Traditional institutions and new entrants offering digital solutions in payments and financial services say that the new legislation is even-handed and gives startups the necessary degree of transparency to cultivate trust between users and investors.
However, they are cautious about the impact of new players with big spending power.
“It remains to be seen what the role of the regulator will be regarding Big Tech companies when, suddenly, Facebook, WhatsApp or Google decide to launch banks, as some of them already have,” said Bernardo González Rosas, president of Mexico’s National Banking and Securities Commission (CNBV), said at Finnosummit, held last week in Mexico City.
“This will have truly important destabilizing effects in the financial sector. It’s possible that several banks won’t be able to compete with these business models.”
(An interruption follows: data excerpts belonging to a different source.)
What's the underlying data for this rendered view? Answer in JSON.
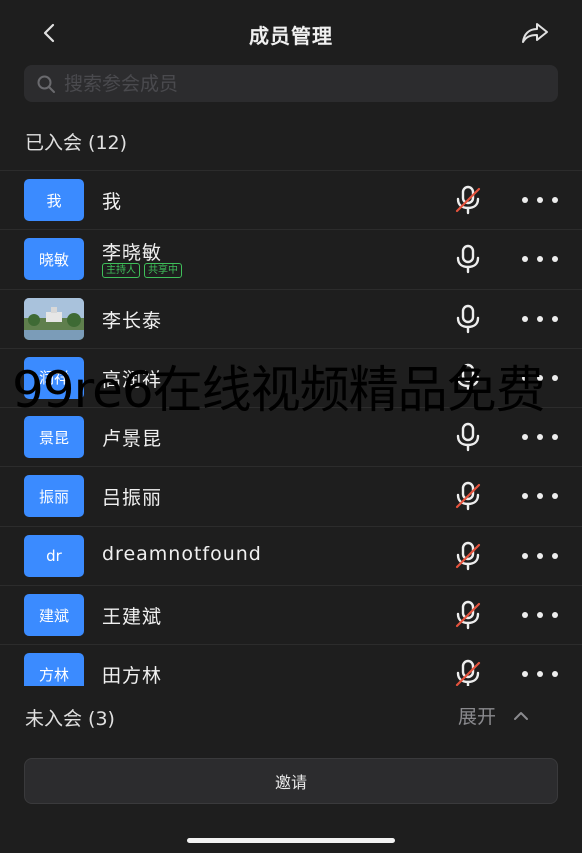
{
  "header": {
    "title": "成员管理"
  },
  "search": {
    "placeholder": "搜索参会成员"
  },
  "joined": {
    "label": "已入会 (12)"
  },
  "members": [
    {
      "avatar_text": "我",
      "name": "我",
      "tags": [],
      "mic": "muted"
    },
    {
      "avatar_text": "晓敏",
      "name": "李晓敏",
      "tags": [
        "主持人",
        "共享中"
      ],
      "mic": "on"
    },
    {
      "avatar_text": "",
      "name": "李长泰",
      "tags": [],
      "mic": "on",
      "avatar_photo": true
    },
    {
      "avatar_text": "润祥",
      "name": "高润祥",
      "tags": [],
      "mic": "on"
    },
    {
      "avatar_text": "景昆",
      "name": "卢景昆",
      "tags": [],
      "mic": "on"
    },
    {
      "avatar_text": "振丽",
      "name": "吕振丽",
      "tags": [],
      "mic": "muted"
    },
    {
      "avatar_text": "dr",
      "name": "dreamnotfound",
      "tags": [],
      "mic": "muted"
    },
    {
      "avatar_text": "建斌",
      "name": "王建斌",
      "tags": [],
      "mic": "muted"
    },
    {
      "avatar_text": "方林",
      "name": "田方林",
      "tags": [],
      "mic": "muted"
    }
  ],
  "not_joined": {
    "label": "未入会 (3)",
    "expand_label": "展开"
  },
  "invite": {
    "label": "邀请"
  },
  "watermark": "99re6在线视频精品免费",
  "colors": {
    "accent": "#3b8bff",
    "tag_green": "#3fbf5a",
    "mute_red": "#e5533d",
    "background": "#1e1e1e"
  }
}
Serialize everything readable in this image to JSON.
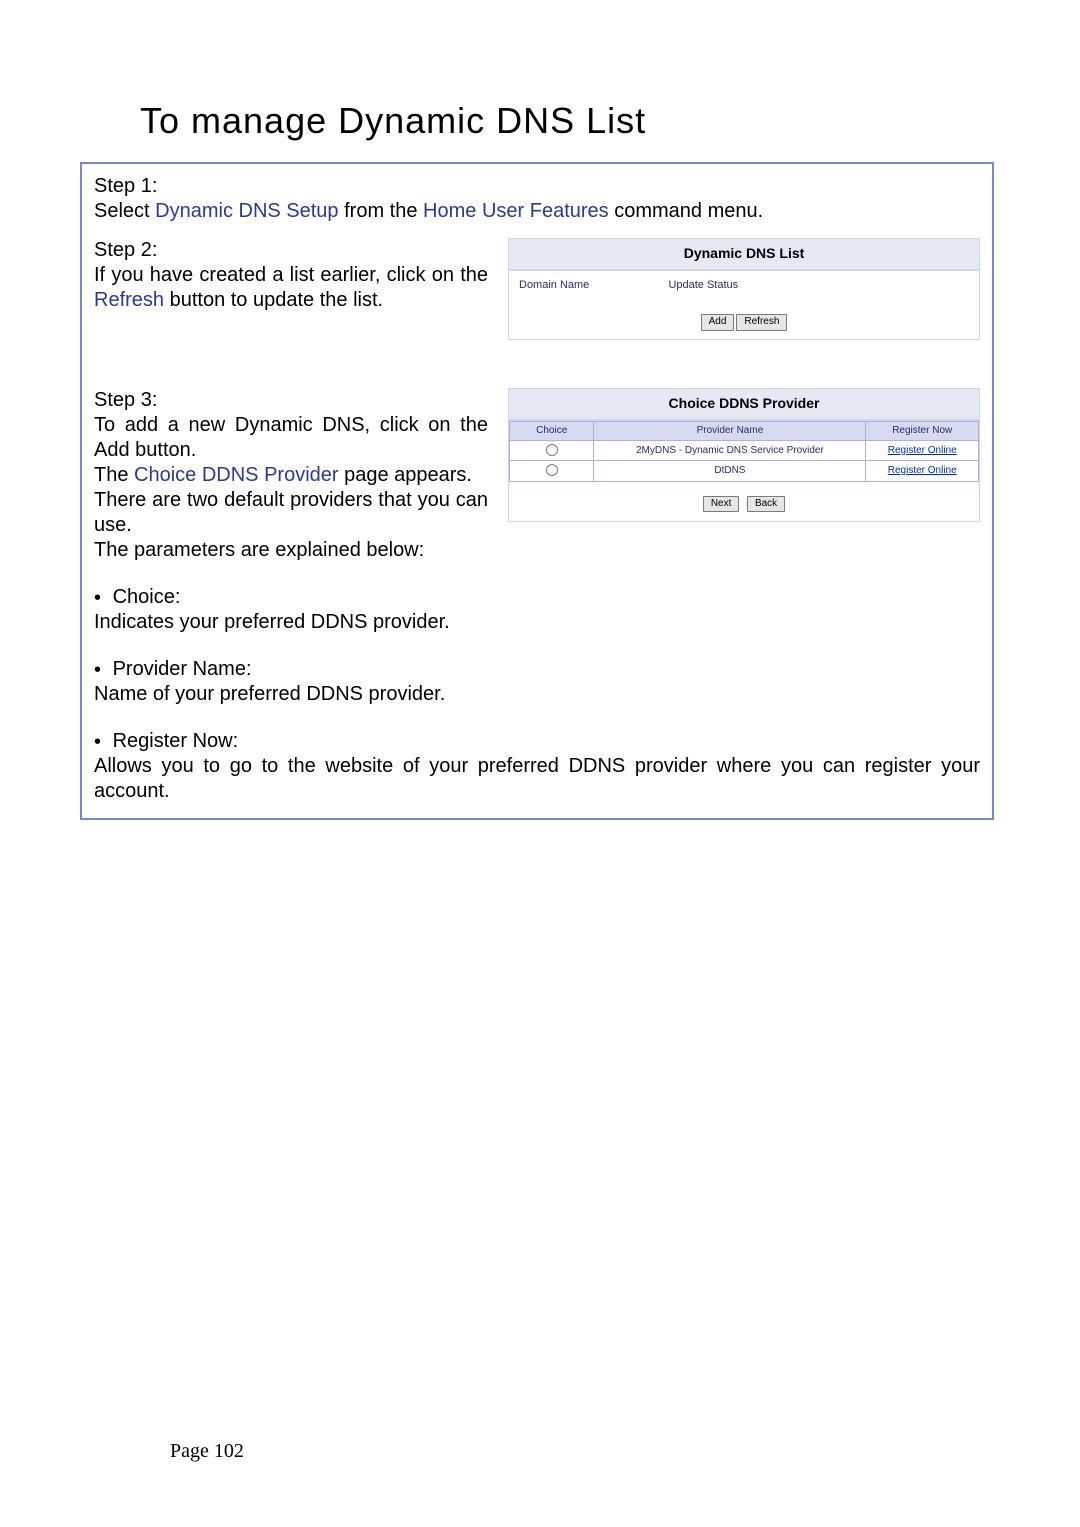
{
  "title": "To manage Dynamic DNS List",
  "step1": {
    "label": "Step 1:",
    "pre": "Select ",
    "link": "Dynamic DNS Setup",
    "mid": " from the ",
    "link2": "Home User Features",
    "post": " command menu."
  },
  "step2": {
    "label": "Step 2:",
    "line1": "If you have created a list earlier, click on the ",
    "refresh": "Refresh",
    "line2": " button to update the list."
  },
  "panel1": {
    "title": "Dynamic DNS List",
    "col1": "Domain Name",
    "col2": "Update Status",
    "btn_add": "Add",
    "btn_refresh": "Refresh"
  },
  "step3": {
    "label": "Step 3:",
    "line1": "To add a new Dynamic DNS, click on the Add button.",
    "line2_pre": "The ",
    "line2_link": "Choice DDNS Provider",
    "line2_post": " page appears.",
    "line3": "There are two default providers that you can use.",
    "line4": "The parameters are explained below:"
  },
  "panel2": {
    "title": "Choice DDNS Provider",
    "headers": {
      "c1": "Choice",
      "c2": "Provider Name",
      "c3": "Register Now"
    },
    "rows": [
      {
        "provider": "2MyDNS - Dynamic DNS Service Provider",
        "reg": "Register Online"
      },
      {
        "provider": "DtDNS",
        "reg": "Register Online"
      }
    ],
    "btn_next": "Next",
    "btn_back": "Back"
  },
  "params": {
    "choice": {
      "title": "Choice:",
      "desc": "Indicates your preferred DDNS provider."
    },
    "provider": {
      "title": "Provider Name:",
      "desc": "Name of your preferred DDNS provider."
    },
    "register": {
      "title": "Register Now:",
      "desc": "Allows you to go to the website of your preferred DDNS provider where you can register your account."
    }
  },
  "footer": "Page 102"
}
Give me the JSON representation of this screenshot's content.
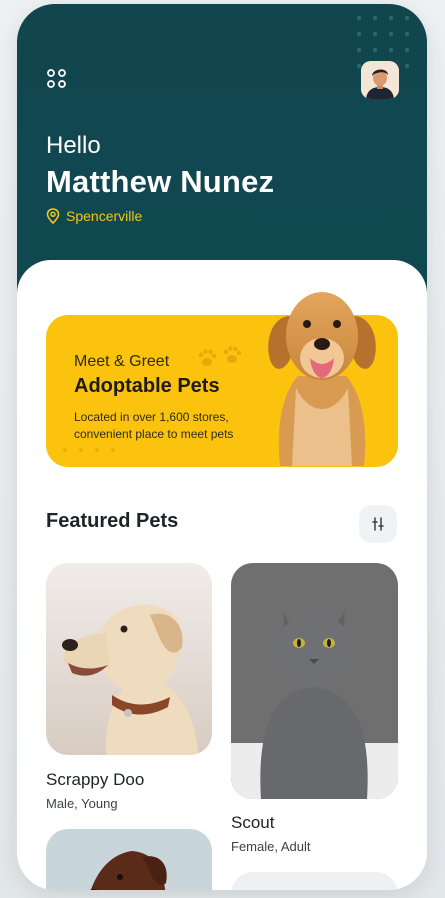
{
  "user": {
    "greeting": "Hello",
    "name": "Matthew Nunez",
    "location": "Spencerville"
  },
  "banner": {
    "subtitle": "Meet & Greet",
    "title": "Adoptable Pets",
    "description": "Located in over 1,600 stores, convenient place to meet pets"
  },
  "featured": {
    "title": "Featured Pets",
    "pets": [
      {
        "name": "Scrappy Doo",
        "info": "Male, Young"
      },
      {
        "name": "Scout",
        "info": "Female, Adult"
      }
    ]
  },
  "colors": {
    "header_bg": "#11464f",
    "accent_yellow": "#fcc30e",
    "location_yellow": "#f5c518"
  },
  "icons": [
    "menu-icon",
    "location-pin-icon",
    "paw-icon",
    "filter-icon"
  ]
}
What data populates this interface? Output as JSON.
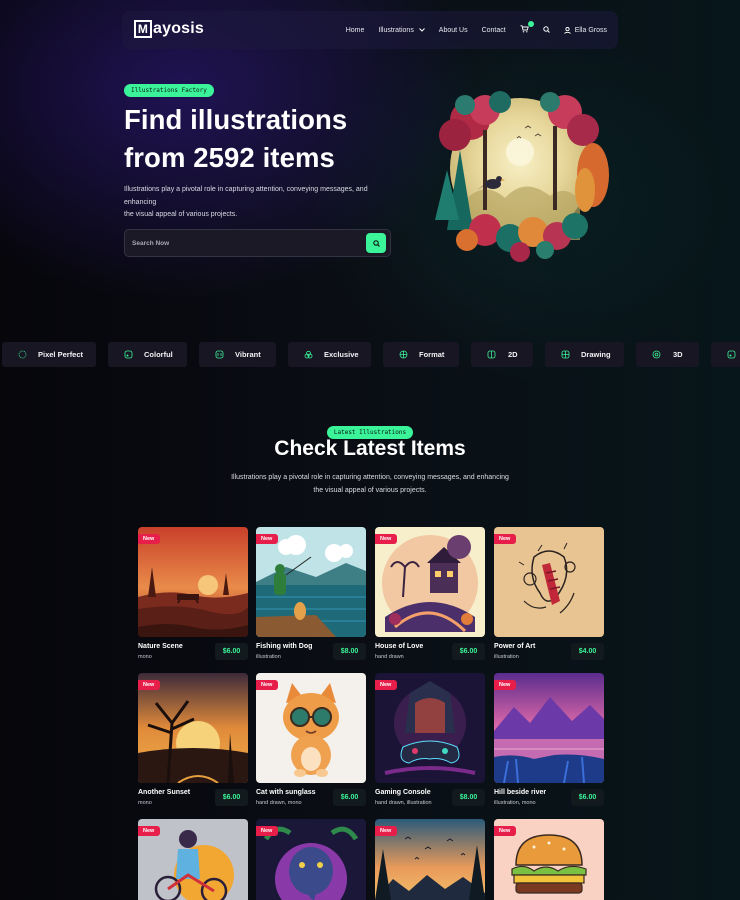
{
  "brand": {
    "logo_letter": "M",
    "logo_rest": "ayosis"
  },
  "nav": {
    "items": [
      {
        "label": "Home"
      },
      {
        "label": "Illustrations"
      },
      {
        "label": "About Us"
      },
      {
        "label": "Contact"
      }
    ],
    "user_name": "Ella Gross",
    "icons": [
      "cart-icon",
      "search-icon",
      "user-icon",
      "chevron-down-icon"
    ]
  },
  "hero": {
    "pill": "Illustrations Factory",
    "title_line1": "Find illustrations",
    "title_line2": "from 2592 items",
    "desc_line1": "Illustrations play a pivotal role in capturing attention, conveying messages, and enhancing",
    "desc_line2": "the visual appeal of various projects.",
    "search_placeholder": "Search Now"
  },
  "features": [
    {
      "label": "Pixel Perfect",
      "icon": "pixel-icon"
    },
    {
      "label": "Colorful",
      "icon": "palette-icon"
    },
    {
      "label": "Vibrant",
      "icon": "vibrant-icon"
    },
    {
      "label": "Exclusive",
      "icon": "gem-icon"
    },
    {
      "label": "Format",
      "icon": "format-icon"
    },
    {
      "label": "2D",
      "icon": "square-icon"
    },
    {
      "label": "Drawing",
      "icon": "drawing-icon"
    },
    {
      "label": "3D",
      "icon": "cube-icon"
    },
    {
      "label": "",
      "icon": "palette-icon"
    }
  ],
  "latest": {
    "pill": "Latest Illustrations",
    "title": "Check Latest Items",
    "desc_line1": "Illustrations play a pivotal role in capturing attention, conveying messages, and enhancing",
    "desc_line2": "the visual appeal of various projects."
  },
  "items": [
    {
      "badge": "New",
      "title": "Nature Scene",
      "category": "mono",
      "price": "$6.00"
    },
    {
      "badge": "New",
      "title": "Fishing with Dog",
      "category": "illustration",
      "price": "$8.00"
    },
    {
      "badge": "New",
      "title": "House of Love",
      "category": "hand drawn",
      "price": "$6.00"
    },
    {
      "badge": "New",
      "title": "Power of Art",
      "category": "illustration",
      "price": "$4.00"
    },
    {
      "badge": "New",
      "title": "Another Sunset",
      "category": "mono",
      "price": "$6.00"
    },
    {
      "badge": "New",
      "title": "Cat with sunglass",
      "category": "hand drawn, mono",
      "price": "$6.00"
    },
    {
      "badge": "New",
      "title": "Gaming Console",
      "category": "hand drawn, illustration",
      "price": "$8.00"
    },
    {
      "badge": "New",
      "title": "Hill beside river",
      "category": "illustration, mono",
      "price": "$6.00"
    },
    {
      "badge": "New"
    },
    {
      "badge": "New"
    },
    {
      "badge": "New"
    },
    {
      "badge": "New"
    }
  ],
  "colors": {
    "accent": "#3bf49a",
    "badge": "#e81e4a",
    "panel": "#171622"
  }
}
Recently, Citibanamex, one of the largest lenders in the country, raised similar concerns in local media, saying the new Fintech Law should clarify rules around taking deposits. Banks would be at a disadvantage when facing digital giants that are now entering with products like Amazon Pay or Apple Pay, if they’re not forced to comply with the same conditions, officials said.
Rules to come
González Rosas added that the secondary regulations published early last week are far from being written in stone. Since, by it’s nature, the Fintech Law regulates companies in a state of change, elements such as transaction limits for electronic payment companies and crowdfunding platforms should be revised at least twice a year, he said.
However, with a few months left until a new administration takes office in Mexico, the CNBV director left the question of regulating big tech companies open.
Likewise, there are many parts of the secondary legislation that the market is still waiting for.
“A lot has been said about the regulatory sandbox and what is known in this law as innovative models. We need more clarity as to how they’ll operate,” said Eduardo Morales, who runs the startup acceleration program in Startupbootcamp FinTech.
“There’s also the topic of open banking and APIs. Obviously, the regulator is making an effort to have everything ready, I’d say, as quickly as possible,” added Morales, pointing out that the CNBV already ran the first API pilot test with four banks – HSBC, Citibanamex and BBVA Bancomer and local Banregio – while startups are working on interconnecting with financial institutions.
Meanwhile, startups are racing to comply with the newly-released details of the Fintech Law. Most will need to invest in new hires to meet the requirements of the secondary regulations published last week – but many are positive the framework offers the stability required to attract new investors.
“If you have an airline you want the clearest laws to prevent planes from crashing. The same applies here. You want the system to be as safe as possible and in that sense, we know the law works,” said Manuel Rivero, Banregio CEO, adding that the bank is investing in APIs.